In terms of educational level, higher asthma mortality risk was observed in individuals who had completed only elementary school education at the moment of death, even after controling for possible confounders. This is a puzzling finding that might be explained by the lack of adjustment for other covariates, for instance, household income, occupational exposure, smoking habits, and co-morbidities.
The analysis of civil status after adjustment showed a change in magnitude and direction of the association, where single individuals had higher mortality rates than the comparison groups. Education, income, civil status and other variables have been used as surrogates of socioeconomic status (SES).

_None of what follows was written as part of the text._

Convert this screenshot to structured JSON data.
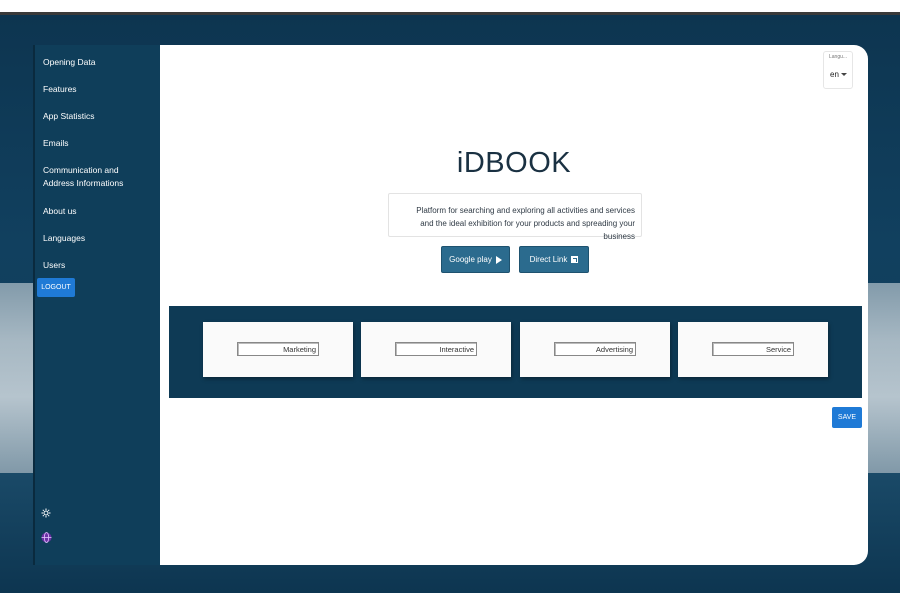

We agree with Wright (51) that this is an issue that is not fully understood, and it is likely that multiple factors play contributing roles.
In conclusion, our results suggest that asthma mortality has not been stable from 1980 to 2007. Furthermore, asthma mortality rates were consistently higher in Puerto Rico than in the US. A reduction in the difference was noticeable after 2000; however, in 2007, Puerto Rico still had double the asthma mortality rate of the US. Age group and education level influenced most of the associations observed in this death record analysis. Our findings demonstrated the importance of further investigations focused on documenting external factors that affect asthma in Puerto Rico.
Acknowledgments
We thank the Office of Vital Statistics of the Puerto Rico Department of Health for providing the data. This research was supported in part by the Center for Disease Control and Prevention (1U59EH000521-01), the Ford Foundation, the National Institutes of Health Fogarty International Center (5D43TW000640) and the National Institute of Environmental Health Sciences (1D43ES018745). Thanks to Ivonne Amill for her proof reading and review contributions.
Footnotes
Declaration of interest: The authors report no conflicts of interest. The authors alone are responsible for the content and writing of the paper.